Never had one give me trouble (yet), but since they are way up on a tower at just above tree tops, they are hard to get to. The guys I used to have climb (ham radio guys) have all aged along with me. A young dude who does tree work climbed it like a scared squirrel, but he moved and I haven't been able to get ahold of him lately. The need to work on these things is always on my mind. I look at the antennas and wind and weather stuff on Navy ships and wonder what poor guy gets to go up there to retrieve and fix stuff, especially in heavier weather.
I have had a 5103 get weathered up twice. both times were with heavy wet snow with no wind. And of course the cold afterwards made it freeze solid for a day or two until the sun thawed it enough to drop off.

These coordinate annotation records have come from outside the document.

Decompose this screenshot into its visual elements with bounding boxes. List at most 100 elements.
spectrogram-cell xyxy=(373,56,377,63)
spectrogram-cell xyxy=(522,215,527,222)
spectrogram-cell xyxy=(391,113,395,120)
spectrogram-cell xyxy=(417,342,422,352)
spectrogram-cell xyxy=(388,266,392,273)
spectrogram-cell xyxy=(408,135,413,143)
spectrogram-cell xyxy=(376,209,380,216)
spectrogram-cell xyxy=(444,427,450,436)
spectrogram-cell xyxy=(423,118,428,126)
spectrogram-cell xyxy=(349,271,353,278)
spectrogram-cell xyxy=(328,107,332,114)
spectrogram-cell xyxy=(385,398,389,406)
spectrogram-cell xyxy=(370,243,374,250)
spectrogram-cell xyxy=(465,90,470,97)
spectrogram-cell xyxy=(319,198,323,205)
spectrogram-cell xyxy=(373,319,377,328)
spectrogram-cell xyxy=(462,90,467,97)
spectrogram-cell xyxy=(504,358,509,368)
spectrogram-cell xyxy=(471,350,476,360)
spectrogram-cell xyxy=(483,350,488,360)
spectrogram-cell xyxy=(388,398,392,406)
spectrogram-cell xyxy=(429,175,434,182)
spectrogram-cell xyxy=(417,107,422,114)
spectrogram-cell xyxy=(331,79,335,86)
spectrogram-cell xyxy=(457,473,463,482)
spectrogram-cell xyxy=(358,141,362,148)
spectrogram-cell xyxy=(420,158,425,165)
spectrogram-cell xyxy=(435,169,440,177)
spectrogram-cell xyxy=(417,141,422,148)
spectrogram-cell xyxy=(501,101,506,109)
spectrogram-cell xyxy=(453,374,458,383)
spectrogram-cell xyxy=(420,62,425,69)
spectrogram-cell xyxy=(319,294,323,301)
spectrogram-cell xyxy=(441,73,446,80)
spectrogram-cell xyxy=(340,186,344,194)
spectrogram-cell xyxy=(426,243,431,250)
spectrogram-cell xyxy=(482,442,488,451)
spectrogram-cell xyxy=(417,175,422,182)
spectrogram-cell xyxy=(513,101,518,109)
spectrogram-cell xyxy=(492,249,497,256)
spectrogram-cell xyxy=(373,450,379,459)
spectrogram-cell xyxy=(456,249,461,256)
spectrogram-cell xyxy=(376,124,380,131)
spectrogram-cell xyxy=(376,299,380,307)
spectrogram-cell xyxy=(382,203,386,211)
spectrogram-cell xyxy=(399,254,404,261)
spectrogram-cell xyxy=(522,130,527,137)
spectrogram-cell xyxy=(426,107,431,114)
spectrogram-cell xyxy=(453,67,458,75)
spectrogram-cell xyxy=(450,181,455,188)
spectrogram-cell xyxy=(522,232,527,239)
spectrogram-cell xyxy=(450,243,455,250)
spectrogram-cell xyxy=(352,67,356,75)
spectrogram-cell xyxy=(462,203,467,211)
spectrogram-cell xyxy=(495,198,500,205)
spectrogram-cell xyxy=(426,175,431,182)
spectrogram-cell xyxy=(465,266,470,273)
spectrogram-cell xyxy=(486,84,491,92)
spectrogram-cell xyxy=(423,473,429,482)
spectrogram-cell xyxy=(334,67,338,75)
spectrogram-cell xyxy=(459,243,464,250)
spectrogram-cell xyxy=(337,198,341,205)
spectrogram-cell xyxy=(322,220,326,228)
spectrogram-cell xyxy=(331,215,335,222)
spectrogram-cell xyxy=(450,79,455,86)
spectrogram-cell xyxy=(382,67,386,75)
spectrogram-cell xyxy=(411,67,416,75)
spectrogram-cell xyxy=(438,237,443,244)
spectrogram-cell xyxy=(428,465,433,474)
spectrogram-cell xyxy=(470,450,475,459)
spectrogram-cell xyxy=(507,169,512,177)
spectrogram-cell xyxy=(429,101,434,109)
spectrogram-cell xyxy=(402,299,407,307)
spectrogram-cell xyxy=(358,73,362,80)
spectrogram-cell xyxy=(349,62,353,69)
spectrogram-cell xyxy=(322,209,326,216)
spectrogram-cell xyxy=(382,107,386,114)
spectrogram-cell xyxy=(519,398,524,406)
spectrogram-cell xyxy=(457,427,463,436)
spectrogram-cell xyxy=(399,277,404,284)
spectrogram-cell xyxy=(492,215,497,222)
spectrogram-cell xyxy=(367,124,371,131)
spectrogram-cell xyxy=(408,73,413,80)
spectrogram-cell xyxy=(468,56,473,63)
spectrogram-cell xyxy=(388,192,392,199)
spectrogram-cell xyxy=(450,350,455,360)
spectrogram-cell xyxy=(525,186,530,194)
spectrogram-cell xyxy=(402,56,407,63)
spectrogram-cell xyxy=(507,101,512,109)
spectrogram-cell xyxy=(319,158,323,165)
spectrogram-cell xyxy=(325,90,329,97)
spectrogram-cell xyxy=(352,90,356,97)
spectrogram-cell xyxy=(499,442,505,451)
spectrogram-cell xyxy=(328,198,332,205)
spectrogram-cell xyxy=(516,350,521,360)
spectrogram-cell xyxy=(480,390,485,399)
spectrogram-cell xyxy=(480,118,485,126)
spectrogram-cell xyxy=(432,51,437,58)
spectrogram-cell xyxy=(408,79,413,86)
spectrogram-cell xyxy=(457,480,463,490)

I can't find it right now but a few years ago I took some close ups of my 'test' 5103 on the back porch with ice hanging off the prop and body. Was sort of neat. The fortunate thing was it was when there was a slight breeze and the prop kept rotating, and the centrifugal force kept spinning the water off, so there were 2 to 3" ice icicles off radially all the way around. I'm sure the imbalance caused errors in wind speed, but my hobby doesn't demand incredibly accurate results, just the fun of doing it. If I find the pix, I'll send them on. By the way, the same thing happened to a Rainwise wind sensor too, with the icicles hanging off it. When the heavy wet snow came down the RainWise was froze up for awhile too. The record looked like it went dead calm. The worse one for freezing up with snow is the Vaisala WXT520, which even with the heater, has a bit of a time getting the frozen precip off the stainless steel dome. I hear the RM Young version of the ultrasonic is much better.